The Chickasaw Nationhas taken a lead role in supporting health initiatives throughout the State of Oklahoma. As part of that effort, the tribal nation, headquartered in Ada, this spring made a significant gift to support the expansion of cancer research programs at OMRF. The donation will create the Chickasaw Nation Laboratory for Cancer Research, a newly renovated lab facility where OMRF scientists will focus on identifying therapeutics for cancer.
“We are investing in this research laboratory because we strongly believe the innovative work being done by the Oklahoma Medical Research Foundation will make a meaningful difference in the fight against this devastating disease,” says Chickasaw Nation Gov. Bill Anoatubby. “We are confident we will see a great return on our investment in the form of cancer treatment strategies that will make a positive impact for decades to come.”
The laboratory will be home to a team of internationally recognized cancer researchers who were recently recruited to OMRF from the University of Utah’s Huntsman Cancer Institute.
Over the past three decades, OMRF researchers have made important contributions to the understanding of cancers such as leukemias and lymphomas. Discoveries at OMRF have also given birth to an experimental brain cancer treatment that’s currently undergoing clinical trials in patients at the University of Oklahoma’s Peggy and Charles Stephenson Cancer Center.
Still, according to Dr. David Jones, who joined OMRF last year to lead the new cancer initiative, there is much more to be done. In particular, he says, OMRF cancer researchers will focus their efforts on developing new “targeted” treatments for breast and colon cancers.
“We want to use the technologies at our disposal to more precisely understand the causes of disease in patients and then find the tools that will be most effective in their treatment,” says Jones, who holds the Jeannine Tuttle Rainbolt Endowed Chair in Cancer Research at OMRF. “And thanks to the tremendous faith and support of the Chickasaw Nation and Gov. Anoatubby, we will be able to do that.”

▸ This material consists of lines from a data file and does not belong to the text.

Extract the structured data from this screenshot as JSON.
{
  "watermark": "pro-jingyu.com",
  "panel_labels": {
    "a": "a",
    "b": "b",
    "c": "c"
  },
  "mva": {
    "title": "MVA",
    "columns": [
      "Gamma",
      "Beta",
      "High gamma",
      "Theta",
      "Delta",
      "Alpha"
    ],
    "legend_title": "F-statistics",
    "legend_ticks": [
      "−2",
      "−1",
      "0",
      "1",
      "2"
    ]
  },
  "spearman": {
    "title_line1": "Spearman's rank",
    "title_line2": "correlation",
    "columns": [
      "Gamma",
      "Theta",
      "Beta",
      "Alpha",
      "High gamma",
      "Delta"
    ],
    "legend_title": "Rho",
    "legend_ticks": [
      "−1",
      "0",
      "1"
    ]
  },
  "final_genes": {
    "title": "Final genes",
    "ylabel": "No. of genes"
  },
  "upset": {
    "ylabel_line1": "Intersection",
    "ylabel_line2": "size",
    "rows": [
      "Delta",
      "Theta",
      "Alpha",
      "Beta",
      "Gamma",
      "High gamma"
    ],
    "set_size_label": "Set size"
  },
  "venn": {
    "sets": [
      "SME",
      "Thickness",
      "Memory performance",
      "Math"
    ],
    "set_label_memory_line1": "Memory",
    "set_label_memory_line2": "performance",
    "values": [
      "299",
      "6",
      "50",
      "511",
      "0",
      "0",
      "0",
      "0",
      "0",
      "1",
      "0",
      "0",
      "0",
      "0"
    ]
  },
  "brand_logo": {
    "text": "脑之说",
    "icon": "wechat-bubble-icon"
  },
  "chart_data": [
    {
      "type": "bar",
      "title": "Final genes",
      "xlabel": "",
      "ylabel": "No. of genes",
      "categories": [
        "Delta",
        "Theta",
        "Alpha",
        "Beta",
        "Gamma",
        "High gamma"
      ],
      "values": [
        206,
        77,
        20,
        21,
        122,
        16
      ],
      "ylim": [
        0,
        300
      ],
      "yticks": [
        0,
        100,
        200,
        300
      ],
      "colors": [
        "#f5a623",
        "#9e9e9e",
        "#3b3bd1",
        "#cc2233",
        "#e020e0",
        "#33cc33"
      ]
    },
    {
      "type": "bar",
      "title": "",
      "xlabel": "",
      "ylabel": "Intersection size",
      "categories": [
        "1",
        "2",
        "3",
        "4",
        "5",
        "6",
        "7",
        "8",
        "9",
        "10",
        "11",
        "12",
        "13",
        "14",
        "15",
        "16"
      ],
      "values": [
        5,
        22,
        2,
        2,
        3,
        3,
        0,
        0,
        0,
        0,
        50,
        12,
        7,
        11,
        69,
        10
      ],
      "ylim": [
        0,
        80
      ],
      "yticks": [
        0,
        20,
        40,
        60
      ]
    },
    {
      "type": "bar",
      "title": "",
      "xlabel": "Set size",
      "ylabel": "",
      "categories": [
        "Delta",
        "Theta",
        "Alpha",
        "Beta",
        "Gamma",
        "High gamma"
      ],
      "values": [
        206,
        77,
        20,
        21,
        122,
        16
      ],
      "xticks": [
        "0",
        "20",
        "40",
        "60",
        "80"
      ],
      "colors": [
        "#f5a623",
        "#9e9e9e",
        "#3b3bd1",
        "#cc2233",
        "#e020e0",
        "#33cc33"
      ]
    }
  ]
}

The gift comes on the heels of a new partnership between OMRF and the Chickasaw Nation to provide rheumatology care to the tribal clinic while helping researchers better understand the role race plays in rheumatoid arthritis and related diseases.
“We are extremely excited about all the ways in which the Chickasaw Nation and OMRF are collaborating,” says OMRF President Dr. Stephen Prescott. “By working together, we can make an impact in the fight against cancer and other devastating diseases.”